Unified eval tournament?

Discussion of computer chess matches and engine tournaments.

Moderator: Ras

Edsel Apostol
Posts: 803
Joined: Mon Jul 17, 2006 5:53 am
Full name: Edsel Apostol

Re: Unified eval tournament?

Post by Edsel Apostol »

Thanks for the info. I'm already using 4096 nodes in my tests. Results of depth 1 in my test is different compared to fixed nodes of 4096 and fixed nodes seems to correlate with blitz results, so I think I will have to trust the fixed nodes.

You're right that it searches around depth 4 in the middle game and deeper in the endgame.
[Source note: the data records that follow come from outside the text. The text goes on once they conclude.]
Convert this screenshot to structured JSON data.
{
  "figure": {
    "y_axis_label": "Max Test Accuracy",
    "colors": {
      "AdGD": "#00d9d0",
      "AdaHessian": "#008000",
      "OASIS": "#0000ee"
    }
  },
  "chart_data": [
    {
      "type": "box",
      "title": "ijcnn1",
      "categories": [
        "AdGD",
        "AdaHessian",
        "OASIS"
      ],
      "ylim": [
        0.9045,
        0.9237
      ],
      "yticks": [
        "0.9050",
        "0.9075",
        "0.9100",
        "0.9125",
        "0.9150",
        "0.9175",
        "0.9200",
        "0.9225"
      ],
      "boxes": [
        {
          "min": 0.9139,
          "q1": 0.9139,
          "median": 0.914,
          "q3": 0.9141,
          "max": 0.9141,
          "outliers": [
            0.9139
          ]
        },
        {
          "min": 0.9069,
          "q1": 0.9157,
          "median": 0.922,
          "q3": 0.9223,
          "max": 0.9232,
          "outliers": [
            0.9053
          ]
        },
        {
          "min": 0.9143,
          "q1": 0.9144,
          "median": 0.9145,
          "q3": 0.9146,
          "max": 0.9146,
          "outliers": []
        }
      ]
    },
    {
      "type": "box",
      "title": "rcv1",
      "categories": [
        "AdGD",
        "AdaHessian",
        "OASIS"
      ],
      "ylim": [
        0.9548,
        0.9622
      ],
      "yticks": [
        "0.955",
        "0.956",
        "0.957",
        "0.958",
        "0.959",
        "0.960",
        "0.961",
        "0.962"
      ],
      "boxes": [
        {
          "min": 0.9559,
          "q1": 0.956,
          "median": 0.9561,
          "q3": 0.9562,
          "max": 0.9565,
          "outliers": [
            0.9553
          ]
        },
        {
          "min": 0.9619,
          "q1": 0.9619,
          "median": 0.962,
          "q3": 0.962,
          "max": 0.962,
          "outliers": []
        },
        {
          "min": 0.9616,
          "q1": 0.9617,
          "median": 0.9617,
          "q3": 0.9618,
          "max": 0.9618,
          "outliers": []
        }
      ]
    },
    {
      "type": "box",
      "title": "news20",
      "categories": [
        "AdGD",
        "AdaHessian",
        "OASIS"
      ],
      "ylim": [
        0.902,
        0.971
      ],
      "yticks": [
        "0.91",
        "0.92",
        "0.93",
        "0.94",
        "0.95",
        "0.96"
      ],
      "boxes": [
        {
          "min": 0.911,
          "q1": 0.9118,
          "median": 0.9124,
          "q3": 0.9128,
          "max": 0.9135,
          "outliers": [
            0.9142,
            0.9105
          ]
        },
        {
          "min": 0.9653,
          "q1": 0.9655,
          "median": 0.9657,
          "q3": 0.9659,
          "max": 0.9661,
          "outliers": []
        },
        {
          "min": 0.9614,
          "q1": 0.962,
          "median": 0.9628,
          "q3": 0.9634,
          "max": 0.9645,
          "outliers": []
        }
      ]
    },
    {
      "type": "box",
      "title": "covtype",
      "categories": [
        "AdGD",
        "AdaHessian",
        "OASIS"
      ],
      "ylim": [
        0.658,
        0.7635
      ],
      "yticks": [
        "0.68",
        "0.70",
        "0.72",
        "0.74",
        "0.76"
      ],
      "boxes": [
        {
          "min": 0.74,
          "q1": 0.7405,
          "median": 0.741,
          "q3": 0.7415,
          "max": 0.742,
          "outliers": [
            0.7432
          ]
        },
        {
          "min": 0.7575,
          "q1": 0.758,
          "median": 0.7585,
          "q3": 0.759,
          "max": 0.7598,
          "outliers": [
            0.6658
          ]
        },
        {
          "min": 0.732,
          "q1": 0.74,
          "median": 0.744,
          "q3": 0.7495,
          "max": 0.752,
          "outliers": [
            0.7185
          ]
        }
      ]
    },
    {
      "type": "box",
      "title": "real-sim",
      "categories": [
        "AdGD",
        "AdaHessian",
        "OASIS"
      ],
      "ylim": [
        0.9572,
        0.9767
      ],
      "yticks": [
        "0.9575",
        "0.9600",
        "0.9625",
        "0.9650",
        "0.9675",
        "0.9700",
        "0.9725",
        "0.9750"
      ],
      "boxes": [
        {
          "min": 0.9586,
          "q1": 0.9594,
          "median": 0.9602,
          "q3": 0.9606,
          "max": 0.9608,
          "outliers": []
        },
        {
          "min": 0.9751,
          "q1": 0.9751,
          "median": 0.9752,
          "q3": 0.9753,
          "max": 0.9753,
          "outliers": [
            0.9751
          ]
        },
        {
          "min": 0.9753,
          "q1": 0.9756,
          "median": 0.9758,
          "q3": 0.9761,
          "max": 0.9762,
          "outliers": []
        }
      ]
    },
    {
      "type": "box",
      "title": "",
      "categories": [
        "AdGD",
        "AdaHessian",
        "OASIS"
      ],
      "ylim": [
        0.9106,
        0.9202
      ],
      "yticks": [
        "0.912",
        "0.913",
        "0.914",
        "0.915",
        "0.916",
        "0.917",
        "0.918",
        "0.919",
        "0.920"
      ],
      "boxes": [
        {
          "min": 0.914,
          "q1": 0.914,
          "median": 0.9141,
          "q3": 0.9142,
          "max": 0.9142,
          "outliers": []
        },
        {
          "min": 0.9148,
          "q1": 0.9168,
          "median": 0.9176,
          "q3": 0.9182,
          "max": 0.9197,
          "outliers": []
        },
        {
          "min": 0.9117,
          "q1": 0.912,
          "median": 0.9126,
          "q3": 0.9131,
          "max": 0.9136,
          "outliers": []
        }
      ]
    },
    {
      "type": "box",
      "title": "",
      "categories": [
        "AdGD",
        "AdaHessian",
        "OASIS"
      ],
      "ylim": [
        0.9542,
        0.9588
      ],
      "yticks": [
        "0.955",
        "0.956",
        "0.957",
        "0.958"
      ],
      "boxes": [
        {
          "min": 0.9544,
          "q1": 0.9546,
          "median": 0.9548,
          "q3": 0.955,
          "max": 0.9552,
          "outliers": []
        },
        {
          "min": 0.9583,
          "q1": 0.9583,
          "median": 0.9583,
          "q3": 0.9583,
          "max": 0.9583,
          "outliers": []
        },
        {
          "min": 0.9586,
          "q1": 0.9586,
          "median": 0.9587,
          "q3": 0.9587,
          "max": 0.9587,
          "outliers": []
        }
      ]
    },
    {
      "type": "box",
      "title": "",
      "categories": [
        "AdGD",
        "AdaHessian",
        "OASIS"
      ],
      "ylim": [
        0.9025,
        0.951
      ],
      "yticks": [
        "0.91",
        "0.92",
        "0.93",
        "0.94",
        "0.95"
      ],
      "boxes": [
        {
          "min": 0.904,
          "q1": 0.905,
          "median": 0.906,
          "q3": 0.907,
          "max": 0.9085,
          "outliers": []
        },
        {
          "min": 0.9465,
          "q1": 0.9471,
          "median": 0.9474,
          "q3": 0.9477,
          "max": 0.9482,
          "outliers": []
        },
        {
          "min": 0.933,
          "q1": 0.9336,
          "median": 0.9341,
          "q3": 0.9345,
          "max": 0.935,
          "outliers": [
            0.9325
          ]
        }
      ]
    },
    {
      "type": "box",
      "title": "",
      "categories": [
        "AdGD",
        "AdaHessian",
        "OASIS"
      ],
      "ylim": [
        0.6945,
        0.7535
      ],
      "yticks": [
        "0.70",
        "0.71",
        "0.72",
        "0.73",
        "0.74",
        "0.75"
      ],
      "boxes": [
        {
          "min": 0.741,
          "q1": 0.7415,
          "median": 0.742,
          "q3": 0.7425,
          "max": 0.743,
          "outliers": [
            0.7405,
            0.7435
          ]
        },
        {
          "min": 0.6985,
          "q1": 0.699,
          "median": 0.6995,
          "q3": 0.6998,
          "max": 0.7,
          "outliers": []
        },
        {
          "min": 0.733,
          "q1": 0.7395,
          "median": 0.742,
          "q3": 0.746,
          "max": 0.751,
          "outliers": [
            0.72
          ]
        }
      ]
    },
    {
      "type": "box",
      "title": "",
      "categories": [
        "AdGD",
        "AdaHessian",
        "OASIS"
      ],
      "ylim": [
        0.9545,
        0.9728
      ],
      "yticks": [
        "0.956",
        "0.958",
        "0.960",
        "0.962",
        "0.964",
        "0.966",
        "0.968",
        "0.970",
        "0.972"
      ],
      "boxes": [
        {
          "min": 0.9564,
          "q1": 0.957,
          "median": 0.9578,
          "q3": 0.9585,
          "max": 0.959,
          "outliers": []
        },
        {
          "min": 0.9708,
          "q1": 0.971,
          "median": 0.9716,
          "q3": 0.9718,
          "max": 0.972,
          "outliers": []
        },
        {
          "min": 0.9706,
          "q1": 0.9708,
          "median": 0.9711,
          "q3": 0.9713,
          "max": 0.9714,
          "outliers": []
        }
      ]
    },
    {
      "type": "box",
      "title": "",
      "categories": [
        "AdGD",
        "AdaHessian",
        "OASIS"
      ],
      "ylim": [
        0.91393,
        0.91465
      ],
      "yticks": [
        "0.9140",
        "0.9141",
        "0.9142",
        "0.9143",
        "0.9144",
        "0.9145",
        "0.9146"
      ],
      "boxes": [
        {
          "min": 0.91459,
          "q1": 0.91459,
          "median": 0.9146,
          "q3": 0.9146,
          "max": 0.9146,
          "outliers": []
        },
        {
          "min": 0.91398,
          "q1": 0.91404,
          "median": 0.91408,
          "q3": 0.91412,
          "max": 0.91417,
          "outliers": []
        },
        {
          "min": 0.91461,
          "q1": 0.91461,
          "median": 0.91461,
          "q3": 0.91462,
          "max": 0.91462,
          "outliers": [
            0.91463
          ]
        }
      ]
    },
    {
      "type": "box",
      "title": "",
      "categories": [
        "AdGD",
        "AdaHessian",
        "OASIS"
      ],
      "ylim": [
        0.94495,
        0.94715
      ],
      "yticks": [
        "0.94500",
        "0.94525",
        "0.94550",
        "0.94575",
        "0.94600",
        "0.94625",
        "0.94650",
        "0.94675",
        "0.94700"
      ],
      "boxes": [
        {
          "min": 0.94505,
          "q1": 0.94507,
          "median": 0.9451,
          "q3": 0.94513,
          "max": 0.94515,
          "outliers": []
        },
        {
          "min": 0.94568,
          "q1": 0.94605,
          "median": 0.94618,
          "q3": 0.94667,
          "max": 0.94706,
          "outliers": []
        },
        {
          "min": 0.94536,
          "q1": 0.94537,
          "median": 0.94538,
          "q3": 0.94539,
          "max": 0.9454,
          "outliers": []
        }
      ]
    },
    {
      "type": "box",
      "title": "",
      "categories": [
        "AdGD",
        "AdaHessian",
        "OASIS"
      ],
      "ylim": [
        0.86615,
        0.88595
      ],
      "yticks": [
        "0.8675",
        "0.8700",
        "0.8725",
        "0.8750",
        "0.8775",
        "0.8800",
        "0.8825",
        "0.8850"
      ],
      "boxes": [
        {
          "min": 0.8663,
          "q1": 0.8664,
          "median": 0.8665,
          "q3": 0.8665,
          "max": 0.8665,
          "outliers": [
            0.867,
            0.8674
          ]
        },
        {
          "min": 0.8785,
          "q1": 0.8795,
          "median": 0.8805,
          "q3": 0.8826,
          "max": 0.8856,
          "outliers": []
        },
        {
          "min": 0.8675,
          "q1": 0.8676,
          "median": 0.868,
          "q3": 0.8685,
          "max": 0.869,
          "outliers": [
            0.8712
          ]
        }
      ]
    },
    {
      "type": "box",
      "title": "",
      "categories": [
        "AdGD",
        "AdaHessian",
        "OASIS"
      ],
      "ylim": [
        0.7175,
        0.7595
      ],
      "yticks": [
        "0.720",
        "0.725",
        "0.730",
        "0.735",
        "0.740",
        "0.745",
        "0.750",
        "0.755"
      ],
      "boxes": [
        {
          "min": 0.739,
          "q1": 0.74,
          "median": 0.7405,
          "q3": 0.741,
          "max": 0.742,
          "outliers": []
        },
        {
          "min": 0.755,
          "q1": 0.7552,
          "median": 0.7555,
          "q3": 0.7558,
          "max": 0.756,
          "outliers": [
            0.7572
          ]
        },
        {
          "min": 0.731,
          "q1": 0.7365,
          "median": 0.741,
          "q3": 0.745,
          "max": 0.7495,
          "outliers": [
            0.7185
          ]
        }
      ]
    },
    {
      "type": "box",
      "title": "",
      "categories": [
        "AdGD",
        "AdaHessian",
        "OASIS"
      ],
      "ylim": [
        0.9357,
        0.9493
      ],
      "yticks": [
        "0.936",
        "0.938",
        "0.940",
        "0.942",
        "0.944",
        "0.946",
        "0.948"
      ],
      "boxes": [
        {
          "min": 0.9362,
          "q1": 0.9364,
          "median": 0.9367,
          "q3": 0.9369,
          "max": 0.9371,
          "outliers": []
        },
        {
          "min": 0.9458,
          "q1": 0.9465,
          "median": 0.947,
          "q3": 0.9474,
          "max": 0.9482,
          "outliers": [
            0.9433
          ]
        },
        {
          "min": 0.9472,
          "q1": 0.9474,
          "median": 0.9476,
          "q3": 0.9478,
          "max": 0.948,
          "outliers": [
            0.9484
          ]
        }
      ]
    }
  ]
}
There seems to be only two free engine that supports fixed nodes search, Spike and Twisted Logic. Glaurung has support for it but it isn't exact number of nodes. Latest Bright public version doesn't seem to support it.
Allard Siemelink wrote:Hi Edsel,

Arena is indeed too slow, so I rolled my own.
It is a command line thingy built into Bright itself.
Basically it starts some uci engine and then talks uci
to play games against the hosting bright exe.

I have not tried fixed depth=1 matches, I would think that it is prone to simple tactical traps and unreliable for endgames.
The 4096 nodes still reach depth=4 on average.
If playing fixed node matches, it will actually search deeper during the endgame, like in real games.

Edsel Apostol wrote: Hi Allard,

What GUI did you use to test with fixed nodes? I'm using Arena and it seems not fast enough for me. A game sometimes could last 30 seconds even if I'm using fewer nodes than what you are using. My engine's NPS is slightly lower than yours and my hardware is old.

By the way, have you tried your experiment above with a fixed depth of for example 1? Which is more reliable in your opinion to test the changes in eval, fixed depth or fixed nodes?
Tord Romstad
Posts: 1808
Joined: Wed Mar 08, 2006 9:19 pm
Location: Oslo, Norway

Re: Unified eval tournament?

Post by Tord Romstad »

Edsel Apostol wrote:There seems to be only two free engine that supports fixed nodes search, Spike and Twisted Logic. Glaurung has support for it but it isn't exact number of nodes.
It is an exact number of nodes in Glaurung, as long as it runs with a single search thread.

Tord
Edsel Apostol
Posts: 803
Joined: Mon Jul 17, 2006 5:53 am
Full name: Edsel Apostol

Re: Unified eval tournament?

Post by Edsel Apostol »

:oops: I've just realized that the PIV machine I'm using for fixed nodes testing has hyperthreading and Glaurung might recognize it as two threads. Thanks for the correction Tord. I could now use Glaurung as sparring partner also. I will just have to set the number of threads in the UCI parameter to 1.
Tord Romstad wrote:
Edsel Apostol wrote:There seems to be only two free engine that supports fixed nodes search, Spike and Twisted Logic. Glaurung has support for it but it isn't exact number of nodes.
It is an exact number of nodes in Glaurung, as long as it runs with a single search thread.

Tord
Tord Romstad
Posts: 1808
Joined: Wed Mar 08, 2006 9:19 pm
Location: Oslo, Norway

Re: Unified eval tournament?

Post by Tord Romstad »

Edsel Apostol wrote::oops: I've just realized that the PIV machine I'm using for fixed nodes testing has hyperthreading and Glaurung might recognize it as two threads.
Yes, it's annoying that there is no easy way to detect hyperthreading programatically.
Thanks for the correction Tord. I could now use Glaurung as sparring partner also. I will just have to set the number of threads in the UCI parameter to 1.
You can, but please note that for very low node counts (like 4096), you will probably see occasional crashes or illegal moves: This can happen when Glaurung does not manage to finish at least two iterations. Perhaps I should release a 2.2.1 version with a fix for this bug.

Tord
User avatar
hgm
Posts: 28395
Joined: Fri Mar 10, 2006 10:06 am
Location: Amsterdam
Full name: H G Muller

Re: Unified eval tournament?

Post by hgm »

Something completely different in connection with the unified eval:

Wouldn't it be good idea to have all engines participating this read the PSTs they are using from the same file (e.g. pst.dat) at startup, so that we can be sure there were no bugs in typing the PSTs? (Plus that we could easily repeat the test with a different PST.)

I also think we have to more explicitly state which criterion to apply for end-game. The Wiki pe with the original description leave two possibilities open for this, and we should make sure every engine is using the same.